What You Can Learn from my Journey with Postpartum Depression
My name is Giselle and I left the corporate world to become a full time Mom of a beautiful boy, and Editor of katherinerosman.com. This is a small site that we are growing quickly with the aim of becoming a central resource for Mom's that will provide actionable advice and info guides. I have found so much support through online Mom communities and I am grateful to have the opportunity to contribute to the information that is out there, and hopefully help others in their own journey along the way.
Looking back at my journey into motherhood, I am amazed at just how unprepared I was for the mental battle that was to go with it. The accompanying life changes were so immense that I barely had time to notice that I was slipping into a state of postpartum depression.
Over the 12 months since my baby was born I left my career, moved to a new country, experienced blocks of time where I was completely alone, and was beginning to wonder if anyone would notice if I disappeared.
Some of this was through necessity, and some just letting the daily demands of motherhood take over my life. My lack of awareness and action to address these problems led me down a dark path that went further than it needed to.
I wanted to share some of the pivotal areas of life that will influence your state of well being, where I went wrong, and what you can do differently.
Self Esteem and Status
What I did
I returned to work as soon as I was able to, and managed to get into a workable routine. Aside from some minor sleep deprivation, and the inconvenience of pumping breast milk all day I was enjoying the balance in my life.
Then I was faced with a choice. Go it alone as a single Mom, or move to another country to make sure my son had his father in his life. I did not hesitate and packed it all in to move to another country. Giving up my career in the process.
While I know that I can pick this up again in the future, it was a shock how much of my identity was tied to my job. I was managing a department of 70 people and I strived to be someone that people could trust and look up to. All of a sudden I had one person looking up to me . . . and he was less than two feet tall!
What you can do
This should be a bit of a no brainer, but try and avoid any other major life changes! You are already in the middle of the biggest life change you may ever go through. Stress and anxiety will be present in your life. This is not the time for unnecessary complications.
What I did
Moving to a new country would be an exciting prospect under normal circumstances. But my partner was not able to move with me and would follow a few months later. So I was alone and starting from absolute zero. No friends, no job, and an unreliable internet connection . . . I didn’t even have a driver’s license. This led to a period of what felt like complete isolation from the outside world.

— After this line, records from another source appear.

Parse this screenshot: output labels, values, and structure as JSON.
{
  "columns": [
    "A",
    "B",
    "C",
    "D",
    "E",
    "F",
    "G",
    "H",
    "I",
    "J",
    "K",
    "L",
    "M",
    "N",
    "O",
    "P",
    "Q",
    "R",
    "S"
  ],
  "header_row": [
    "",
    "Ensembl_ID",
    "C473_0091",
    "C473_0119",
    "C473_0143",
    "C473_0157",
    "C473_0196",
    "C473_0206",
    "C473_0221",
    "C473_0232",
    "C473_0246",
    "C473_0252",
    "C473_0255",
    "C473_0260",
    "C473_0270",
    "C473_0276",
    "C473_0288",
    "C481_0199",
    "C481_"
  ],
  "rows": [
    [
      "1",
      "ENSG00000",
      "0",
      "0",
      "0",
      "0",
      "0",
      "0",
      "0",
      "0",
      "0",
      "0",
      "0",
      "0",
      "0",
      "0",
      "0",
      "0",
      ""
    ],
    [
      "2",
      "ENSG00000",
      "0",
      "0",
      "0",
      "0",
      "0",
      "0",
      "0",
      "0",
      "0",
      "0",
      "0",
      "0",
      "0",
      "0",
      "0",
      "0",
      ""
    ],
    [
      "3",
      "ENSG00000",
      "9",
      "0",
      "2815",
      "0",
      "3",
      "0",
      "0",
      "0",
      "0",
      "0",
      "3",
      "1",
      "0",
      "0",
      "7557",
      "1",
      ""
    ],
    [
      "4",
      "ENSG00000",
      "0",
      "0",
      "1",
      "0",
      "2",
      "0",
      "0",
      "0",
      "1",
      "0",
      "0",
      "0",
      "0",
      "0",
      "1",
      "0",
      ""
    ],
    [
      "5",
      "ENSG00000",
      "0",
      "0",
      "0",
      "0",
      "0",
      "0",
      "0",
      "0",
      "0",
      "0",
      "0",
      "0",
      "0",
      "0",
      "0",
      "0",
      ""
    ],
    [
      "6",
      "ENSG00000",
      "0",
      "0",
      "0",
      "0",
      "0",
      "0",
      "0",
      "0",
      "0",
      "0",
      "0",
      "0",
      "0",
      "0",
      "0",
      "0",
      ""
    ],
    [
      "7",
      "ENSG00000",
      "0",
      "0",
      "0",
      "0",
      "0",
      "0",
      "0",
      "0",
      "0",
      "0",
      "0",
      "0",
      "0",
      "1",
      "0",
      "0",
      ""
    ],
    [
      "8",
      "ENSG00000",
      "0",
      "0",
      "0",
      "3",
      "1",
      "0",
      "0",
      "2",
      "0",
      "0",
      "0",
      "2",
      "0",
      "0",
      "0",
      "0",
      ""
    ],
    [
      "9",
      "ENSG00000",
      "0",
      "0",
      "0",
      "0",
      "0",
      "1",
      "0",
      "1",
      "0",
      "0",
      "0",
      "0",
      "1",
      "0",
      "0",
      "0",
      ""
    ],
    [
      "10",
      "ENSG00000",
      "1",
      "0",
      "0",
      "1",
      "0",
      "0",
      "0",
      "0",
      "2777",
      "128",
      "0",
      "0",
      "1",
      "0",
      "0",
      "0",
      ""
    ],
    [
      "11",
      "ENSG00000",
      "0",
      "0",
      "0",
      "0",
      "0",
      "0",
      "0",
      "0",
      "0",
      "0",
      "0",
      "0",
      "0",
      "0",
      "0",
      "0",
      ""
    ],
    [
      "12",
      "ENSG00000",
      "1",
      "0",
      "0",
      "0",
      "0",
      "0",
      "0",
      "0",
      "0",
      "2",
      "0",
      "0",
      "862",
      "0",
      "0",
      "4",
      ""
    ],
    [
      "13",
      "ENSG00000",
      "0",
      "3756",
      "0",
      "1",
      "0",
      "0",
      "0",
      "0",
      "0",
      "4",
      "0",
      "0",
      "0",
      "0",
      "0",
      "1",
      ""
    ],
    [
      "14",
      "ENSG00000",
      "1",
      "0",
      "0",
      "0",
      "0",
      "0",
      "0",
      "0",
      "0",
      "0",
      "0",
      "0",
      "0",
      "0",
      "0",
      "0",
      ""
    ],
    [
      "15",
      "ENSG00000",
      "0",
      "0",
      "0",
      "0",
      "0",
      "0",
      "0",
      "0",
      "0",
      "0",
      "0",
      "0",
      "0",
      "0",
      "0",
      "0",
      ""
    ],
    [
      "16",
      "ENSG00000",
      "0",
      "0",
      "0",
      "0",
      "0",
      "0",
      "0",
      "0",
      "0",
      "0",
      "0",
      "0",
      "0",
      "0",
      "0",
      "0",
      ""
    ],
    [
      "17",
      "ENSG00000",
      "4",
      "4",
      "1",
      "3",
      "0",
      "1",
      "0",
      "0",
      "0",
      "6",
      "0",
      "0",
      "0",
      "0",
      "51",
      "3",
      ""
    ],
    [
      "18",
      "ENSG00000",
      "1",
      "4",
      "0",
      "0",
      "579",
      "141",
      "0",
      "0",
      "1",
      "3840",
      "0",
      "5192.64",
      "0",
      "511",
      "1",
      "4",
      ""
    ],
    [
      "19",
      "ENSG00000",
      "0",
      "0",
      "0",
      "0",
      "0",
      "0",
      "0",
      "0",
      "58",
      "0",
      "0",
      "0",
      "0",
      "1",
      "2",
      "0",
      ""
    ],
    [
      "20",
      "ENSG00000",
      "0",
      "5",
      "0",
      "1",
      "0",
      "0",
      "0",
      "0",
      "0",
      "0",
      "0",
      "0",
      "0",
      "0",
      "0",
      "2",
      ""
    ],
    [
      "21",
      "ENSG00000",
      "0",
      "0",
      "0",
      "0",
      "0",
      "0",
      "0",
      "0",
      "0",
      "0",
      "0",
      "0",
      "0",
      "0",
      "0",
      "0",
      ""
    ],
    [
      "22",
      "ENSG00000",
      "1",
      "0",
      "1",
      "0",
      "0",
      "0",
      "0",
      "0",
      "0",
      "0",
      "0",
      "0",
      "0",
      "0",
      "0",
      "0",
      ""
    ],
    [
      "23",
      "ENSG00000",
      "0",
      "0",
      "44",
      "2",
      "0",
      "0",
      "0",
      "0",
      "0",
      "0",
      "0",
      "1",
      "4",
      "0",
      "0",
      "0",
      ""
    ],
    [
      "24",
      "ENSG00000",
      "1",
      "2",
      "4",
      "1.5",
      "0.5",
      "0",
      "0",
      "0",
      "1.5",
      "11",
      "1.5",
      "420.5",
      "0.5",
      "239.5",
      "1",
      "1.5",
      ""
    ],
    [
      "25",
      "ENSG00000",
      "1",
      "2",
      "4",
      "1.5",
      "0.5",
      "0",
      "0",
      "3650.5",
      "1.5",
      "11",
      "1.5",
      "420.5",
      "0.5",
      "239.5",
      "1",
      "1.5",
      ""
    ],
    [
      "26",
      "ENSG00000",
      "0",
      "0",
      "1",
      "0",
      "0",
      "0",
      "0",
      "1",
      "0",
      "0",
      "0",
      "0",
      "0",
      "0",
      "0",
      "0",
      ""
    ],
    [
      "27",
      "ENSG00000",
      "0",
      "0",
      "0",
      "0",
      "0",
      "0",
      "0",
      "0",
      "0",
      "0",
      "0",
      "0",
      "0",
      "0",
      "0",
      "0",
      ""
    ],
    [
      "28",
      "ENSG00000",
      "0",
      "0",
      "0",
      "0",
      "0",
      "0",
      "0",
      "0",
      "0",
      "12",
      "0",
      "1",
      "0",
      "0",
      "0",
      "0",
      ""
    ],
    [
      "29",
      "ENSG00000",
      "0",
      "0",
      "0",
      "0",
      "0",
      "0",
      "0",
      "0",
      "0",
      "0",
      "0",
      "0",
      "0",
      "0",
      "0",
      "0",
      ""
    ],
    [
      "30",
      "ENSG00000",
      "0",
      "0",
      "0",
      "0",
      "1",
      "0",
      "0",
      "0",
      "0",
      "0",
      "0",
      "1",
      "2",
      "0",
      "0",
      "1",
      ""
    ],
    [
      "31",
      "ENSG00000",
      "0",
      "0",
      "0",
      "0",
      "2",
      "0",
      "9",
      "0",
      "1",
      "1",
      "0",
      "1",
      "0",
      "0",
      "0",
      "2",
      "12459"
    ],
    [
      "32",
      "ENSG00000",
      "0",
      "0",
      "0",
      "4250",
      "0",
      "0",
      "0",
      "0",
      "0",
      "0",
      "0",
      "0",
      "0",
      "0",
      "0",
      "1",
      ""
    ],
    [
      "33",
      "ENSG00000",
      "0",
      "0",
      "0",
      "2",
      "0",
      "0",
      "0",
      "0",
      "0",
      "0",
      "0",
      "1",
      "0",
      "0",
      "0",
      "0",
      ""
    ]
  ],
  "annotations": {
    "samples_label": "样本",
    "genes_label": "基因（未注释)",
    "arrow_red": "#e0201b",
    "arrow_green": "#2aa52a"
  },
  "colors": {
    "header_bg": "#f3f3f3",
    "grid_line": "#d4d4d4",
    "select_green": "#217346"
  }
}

I tried mother’s groups, but let’s just say that the recurring topic of unhelpful partners just wasn’t the kind of support I wanted to be around.
What you can do
Your network is what will relieve the pressure. Friends, family, mothers groups (that you actually get along with) all play an important roll in giving you an opportunity to interact with people that can actually talk back.
When you leave work it is the lack of daily social contact that can be the greatest shock. You need to make an effort to retain that contact outside just your partner.
A catch up with your best friend can be rejuvenating. Some quiet time while the grandparents take over can release the pressure valve and allow you to look inwards instead of constantly outwards.
If you are lucky enough to have these things in your life, take advantage. It can make all the difference.
What I did
I expected that motherhood alone would give me all the fulfillment I needed in life. While I would not trade being a Mom for anything, it does not create a well rounded life in isolation. It took me a long time to figure this out.
Online communities of Moms had been a lifeline for me through this dark period, and it was through this I found an opportunity to work part time on a parenting website. This was so different from anything I had done before. A new challenge, and a chance to give something back and help other new parents. While getting to know an amazing network of like-minded people doing great work in the industry.
What you can do
Diversify your headspace! Take up a new project, start a class in something. Yoga, pottery, writing . . . anything!
Seeking Treatment for Postpartum Depression
Postpartum depression can be a very serious condition. Spotting the symptoms can be difficult at first because you will probably suffer from tiredness, insomnia, mood swings and a lack of energy anyway when you have a new baby. If this feels persistent over a long period of time then seeking medical advice can ensure the response is measured and appropriate for your situation.
Any prolonged feelings of guilt, low self esteem and general a lack of interest in your baby are symptoms that should be acted on immediately. Your doctor will be able to advise whether medication or therapy are necessary treatments.
Remember that PPD is a very common condition, and the best thing you can do is start the conversation early.